For me, the first few stocks to offload when things are turning sour but still not clear, are those with relatively high valuation and high gearing. The last to go, if needed, should be those defensive stocks.
 
Defensive stocks are those involved in non-cyclical business, in which their businesses are least affected by fluctuating business cycles and market volatility.
 
Such stocks include utilities and some consumer stocks, as people still need electricity, water, basic travel, food, clothes, and may be gloves etc during a bear market.
 
 
 
In contrary, those involved in technology, finance, manufacturing, property, construction etc should be affected the most, as less people will buy computers / smartphones / property, more people are unable to repay their loan and most construction projects halted.
 
When KLCI falls 20%, some non-defensive growth stocks might have fallen 50%.
 
 
When should I buy?
 
Of course, as close to the bottom as possible, but we'll never know.
 
Because of this, investors can use dollar-cost averaging to buy shares if they are not sure. This is an investment strategy that can be used at anytime. It involves investing with the same amount of money at regular interval during a period of time.
 
For example, we can buy RM2,000 worth of certain shares every 2 months for 6 times in one year. By using dollar-cost averaging, we buy less shares when the price is higher, and more shares when the price is lower. In the end, we can get lower per-share price, besides being less riskier than lump-sum investment. 
 
If you do not wish to use this method, then can use your own judgement and sixth sense.
 
 
What to buy?
 
Defensive stocks are the last to go and surely should be the first to buy back.
 
As defensive counters have stable business, usually they can give high and stable dividend. When these kind of stocks are bought at very low price, the future dividend yield can be very high.
 
 
 
So when the market starts to show signs of recovery but the cloud is still not entirely clear, it is safer to go for defensive & high dividend stocks.
 
 
 
At the same time, it is also wise to search for those previously fundamentally-strong companies which are traded at a great discount but their fundamentals are not heavily affected during the bear market.
 

When the signs of recovery is clearer, then we can look for those small caps growth stocks again, especially those which take the opportunity from the economy downturn to fence off their competitors. 
 
 
My Preliminary Strategy
 
KLCI drops <10% - Business as usual.
 
KLCI drops 10-20% - More cautious. Buy/add undervalued stocks. Sell/cut overvalued or higher gearing stocks.
 
Bear entry (KLCI drops >20%) - Sell non-defensive stocks, better to be safe than sorry.
 
Bear confirmed (KLCI drops > 30%)- Start dollar-cost averaging on defensive & high-dividend or blue chips stocks.
 
Signs of bear reversal - Start to collect undervalued fundamentally intact non-defensive stocks
 
End of bear (downtrend broken) - Start to collect good growth stocks, which weather the downturn well and prepare to grow


As there will be many uncertainties, the plan here should be flexible and not to be followed strictly.
 
 
 
 
The opinion and information above are just from an inexperienced investor which is myself.
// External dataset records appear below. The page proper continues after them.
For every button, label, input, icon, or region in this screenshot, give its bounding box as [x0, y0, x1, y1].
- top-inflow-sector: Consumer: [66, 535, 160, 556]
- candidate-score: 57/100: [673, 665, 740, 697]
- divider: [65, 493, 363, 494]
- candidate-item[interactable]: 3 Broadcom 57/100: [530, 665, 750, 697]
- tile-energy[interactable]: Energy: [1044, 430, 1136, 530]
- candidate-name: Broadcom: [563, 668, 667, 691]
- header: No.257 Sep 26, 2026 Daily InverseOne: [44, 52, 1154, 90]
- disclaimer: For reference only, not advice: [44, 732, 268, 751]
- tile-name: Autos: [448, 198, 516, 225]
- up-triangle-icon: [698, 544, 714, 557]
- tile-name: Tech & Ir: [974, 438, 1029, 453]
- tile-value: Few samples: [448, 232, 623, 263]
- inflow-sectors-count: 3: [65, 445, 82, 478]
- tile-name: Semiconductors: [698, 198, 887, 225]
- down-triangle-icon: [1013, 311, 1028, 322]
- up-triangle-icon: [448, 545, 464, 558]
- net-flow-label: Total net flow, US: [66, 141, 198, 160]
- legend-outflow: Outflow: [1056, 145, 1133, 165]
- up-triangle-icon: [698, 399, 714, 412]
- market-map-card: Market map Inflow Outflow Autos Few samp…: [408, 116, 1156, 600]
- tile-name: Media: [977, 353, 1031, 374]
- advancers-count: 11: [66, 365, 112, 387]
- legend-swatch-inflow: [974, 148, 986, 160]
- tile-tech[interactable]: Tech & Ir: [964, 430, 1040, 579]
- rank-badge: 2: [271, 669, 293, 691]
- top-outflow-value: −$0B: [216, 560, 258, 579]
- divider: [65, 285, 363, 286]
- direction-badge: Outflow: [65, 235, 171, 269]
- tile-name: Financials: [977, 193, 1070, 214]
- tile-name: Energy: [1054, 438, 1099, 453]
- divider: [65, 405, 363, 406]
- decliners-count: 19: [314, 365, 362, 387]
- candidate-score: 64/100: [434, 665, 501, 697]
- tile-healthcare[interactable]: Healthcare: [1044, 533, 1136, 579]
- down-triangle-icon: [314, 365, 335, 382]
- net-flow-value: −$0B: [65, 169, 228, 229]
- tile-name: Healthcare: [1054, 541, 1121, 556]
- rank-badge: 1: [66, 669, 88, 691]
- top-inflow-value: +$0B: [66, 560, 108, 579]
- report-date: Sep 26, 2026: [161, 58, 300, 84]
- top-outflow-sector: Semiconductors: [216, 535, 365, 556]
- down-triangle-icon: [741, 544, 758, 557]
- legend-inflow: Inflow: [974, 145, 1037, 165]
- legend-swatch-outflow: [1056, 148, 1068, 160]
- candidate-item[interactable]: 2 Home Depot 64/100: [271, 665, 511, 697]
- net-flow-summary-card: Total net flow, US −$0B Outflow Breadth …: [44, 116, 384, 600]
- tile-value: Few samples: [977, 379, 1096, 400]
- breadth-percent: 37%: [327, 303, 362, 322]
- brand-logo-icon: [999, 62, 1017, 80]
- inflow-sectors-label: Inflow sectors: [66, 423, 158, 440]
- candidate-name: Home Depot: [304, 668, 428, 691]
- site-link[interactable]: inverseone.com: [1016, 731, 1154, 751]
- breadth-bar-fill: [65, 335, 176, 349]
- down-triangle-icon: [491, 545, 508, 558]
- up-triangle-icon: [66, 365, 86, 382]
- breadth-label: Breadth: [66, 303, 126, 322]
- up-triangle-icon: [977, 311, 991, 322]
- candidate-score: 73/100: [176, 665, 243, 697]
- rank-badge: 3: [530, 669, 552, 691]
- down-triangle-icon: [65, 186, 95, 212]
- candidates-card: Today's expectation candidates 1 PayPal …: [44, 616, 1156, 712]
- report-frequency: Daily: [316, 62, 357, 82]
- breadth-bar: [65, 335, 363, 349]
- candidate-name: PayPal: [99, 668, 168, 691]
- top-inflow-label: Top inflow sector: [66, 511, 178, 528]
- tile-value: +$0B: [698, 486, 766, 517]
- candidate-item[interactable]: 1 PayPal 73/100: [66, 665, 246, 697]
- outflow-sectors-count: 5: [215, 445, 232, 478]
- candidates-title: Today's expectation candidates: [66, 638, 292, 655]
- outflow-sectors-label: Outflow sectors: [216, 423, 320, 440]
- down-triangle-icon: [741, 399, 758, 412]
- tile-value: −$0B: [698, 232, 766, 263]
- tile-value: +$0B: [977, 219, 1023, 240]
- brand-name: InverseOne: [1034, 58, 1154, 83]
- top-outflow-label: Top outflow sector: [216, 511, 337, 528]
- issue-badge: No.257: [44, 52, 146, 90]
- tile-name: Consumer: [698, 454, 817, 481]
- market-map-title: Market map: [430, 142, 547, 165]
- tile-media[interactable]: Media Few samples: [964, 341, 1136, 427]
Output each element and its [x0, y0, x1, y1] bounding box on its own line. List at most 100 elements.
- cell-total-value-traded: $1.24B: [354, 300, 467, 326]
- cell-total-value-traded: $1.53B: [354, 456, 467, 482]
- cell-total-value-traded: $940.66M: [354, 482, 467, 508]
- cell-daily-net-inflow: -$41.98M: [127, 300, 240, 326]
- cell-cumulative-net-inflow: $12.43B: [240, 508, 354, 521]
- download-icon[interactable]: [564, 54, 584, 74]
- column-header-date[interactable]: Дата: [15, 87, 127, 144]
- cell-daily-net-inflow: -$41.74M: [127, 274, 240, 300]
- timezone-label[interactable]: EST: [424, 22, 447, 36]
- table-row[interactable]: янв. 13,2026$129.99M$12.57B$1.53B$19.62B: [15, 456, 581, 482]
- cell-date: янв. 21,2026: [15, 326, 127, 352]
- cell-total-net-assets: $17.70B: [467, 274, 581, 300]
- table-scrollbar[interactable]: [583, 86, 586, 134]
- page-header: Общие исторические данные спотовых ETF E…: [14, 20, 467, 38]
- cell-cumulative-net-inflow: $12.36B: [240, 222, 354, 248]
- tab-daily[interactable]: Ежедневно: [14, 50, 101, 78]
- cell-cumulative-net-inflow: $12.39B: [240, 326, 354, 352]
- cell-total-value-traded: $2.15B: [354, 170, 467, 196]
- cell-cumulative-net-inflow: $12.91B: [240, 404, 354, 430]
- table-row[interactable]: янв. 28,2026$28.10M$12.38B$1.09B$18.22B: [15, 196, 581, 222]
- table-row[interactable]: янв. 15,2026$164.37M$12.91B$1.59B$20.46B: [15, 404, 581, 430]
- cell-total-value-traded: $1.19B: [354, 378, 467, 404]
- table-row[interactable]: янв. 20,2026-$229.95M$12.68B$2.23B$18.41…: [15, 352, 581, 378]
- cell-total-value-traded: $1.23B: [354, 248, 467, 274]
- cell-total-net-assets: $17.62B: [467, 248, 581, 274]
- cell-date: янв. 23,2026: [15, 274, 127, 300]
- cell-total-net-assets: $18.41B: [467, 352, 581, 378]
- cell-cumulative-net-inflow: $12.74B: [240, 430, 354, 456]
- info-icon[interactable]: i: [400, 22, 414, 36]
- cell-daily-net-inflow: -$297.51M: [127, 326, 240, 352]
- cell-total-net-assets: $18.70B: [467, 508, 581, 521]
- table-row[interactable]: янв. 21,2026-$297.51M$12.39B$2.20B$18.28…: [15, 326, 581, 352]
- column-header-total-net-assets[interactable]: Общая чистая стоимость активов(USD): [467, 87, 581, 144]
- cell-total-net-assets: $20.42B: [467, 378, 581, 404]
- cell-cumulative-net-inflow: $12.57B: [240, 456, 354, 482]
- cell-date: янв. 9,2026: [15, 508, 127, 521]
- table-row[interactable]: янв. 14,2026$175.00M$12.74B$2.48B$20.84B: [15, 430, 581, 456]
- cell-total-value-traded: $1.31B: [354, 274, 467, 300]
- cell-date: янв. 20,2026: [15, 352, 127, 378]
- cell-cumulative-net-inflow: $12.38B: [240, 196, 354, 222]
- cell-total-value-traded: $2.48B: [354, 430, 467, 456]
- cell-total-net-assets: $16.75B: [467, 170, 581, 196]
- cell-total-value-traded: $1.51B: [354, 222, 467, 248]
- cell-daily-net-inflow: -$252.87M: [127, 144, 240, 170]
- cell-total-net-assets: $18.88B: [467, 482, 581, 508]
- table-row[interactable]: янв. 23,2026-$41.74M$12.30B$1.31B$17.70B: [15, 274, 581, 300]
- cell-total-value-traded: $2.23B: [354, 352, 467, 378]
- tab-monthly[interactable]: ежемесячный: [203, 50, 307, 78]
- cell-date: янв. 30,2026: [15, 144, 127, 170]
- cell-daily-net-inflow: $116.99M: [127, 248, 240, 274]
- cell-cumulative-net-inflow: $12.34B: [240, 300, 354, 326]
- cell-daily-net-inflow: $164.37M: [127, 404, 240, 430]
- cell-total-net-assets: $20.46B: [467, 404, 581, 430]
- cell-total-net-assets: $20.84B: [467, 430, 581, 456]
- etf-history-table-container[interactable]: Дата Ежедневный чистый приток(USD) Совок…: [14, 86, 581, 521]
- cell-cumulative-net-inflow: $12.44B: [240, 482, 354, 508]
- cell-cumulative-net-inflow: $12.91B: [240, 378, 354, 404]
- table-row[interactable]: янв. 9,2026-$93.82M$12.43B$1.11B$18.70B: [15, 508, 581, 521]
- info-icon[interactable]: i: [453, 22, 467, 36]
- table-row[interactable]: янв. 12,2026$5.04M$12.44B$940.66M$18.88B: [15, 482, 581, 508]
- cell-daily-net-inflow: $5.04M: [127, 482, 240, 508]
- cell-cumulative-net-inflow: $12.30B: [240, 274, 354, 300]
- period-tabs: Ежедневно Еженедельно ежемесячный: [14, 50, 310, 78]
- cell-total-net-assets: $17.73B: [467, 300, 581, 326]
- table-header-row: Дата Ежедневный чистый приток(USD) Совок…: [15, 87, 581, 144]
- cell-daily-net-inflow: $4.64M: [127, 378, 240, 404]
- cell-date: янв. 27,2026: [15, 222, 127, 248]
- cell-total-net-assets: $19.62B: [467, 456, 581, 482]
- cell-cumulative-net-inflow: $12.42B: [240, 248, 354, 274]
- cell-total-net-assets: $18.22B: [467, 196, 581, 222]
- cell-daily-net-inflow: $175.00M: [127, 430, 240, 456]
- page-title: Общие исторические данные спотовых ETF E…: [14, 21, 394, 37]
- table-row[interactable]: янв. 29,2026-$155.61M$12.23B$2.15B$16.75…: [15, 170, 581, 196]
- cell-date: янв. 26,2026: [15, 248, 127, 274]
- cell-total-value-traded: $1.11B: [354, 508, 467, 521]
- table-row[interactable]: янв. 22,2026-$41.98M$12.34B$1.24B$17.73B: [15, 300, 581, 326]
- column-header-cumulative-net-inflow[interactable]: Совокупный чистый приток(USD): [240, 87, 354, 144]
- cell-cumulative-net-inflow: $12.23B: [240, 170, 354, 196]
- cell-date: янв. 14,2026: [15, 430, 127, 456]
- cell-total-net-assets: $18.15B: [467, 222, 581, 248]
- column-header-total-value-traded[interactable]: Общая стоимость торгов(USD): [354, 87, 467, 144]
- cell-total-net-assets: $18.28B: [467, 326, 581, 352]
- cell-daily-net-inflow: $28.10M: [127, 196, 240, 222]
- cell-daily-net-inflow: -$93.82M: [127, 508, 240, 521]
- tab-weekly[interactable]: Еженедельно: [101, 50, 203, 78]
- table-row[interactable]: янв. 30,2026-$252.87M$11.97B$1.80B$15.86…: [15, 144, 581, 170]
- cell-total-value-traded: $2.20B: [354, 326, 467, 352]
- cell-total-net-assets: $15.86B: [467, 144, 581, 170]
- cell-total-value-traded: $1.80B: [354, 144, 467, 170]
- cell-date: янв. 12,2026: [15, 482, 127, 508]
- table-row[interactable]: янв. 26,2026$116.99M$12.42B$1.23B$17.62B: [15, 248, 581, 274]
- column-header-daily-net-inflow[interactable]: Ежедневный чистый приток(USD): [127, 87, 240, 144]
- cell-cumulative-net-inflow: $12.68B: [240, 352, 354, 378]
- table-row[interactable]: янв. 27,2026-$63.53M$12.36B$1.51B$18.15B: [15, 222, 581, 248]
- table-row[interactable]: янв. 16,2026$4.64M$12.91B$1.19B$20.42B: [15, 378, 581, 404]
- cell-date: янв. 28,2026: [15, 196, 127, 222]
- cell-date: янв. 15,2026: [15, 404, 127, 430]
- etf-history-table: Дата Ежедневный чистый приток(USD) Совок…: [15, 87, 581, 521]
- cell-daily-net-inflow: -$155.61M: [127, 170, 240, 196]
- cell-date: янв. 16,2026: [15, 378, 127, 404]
I have just figured out the strategy while writing this article. It is not proven and may change anytime. To many experienced investors, this strategy might be ridiculous. The purpose is just to share to readers that there is someone who will do this when the bear is coming. 
 
Anyway, I still think that it is important to have a plan, rather than putting ourselves in a chaos when the time finally comes.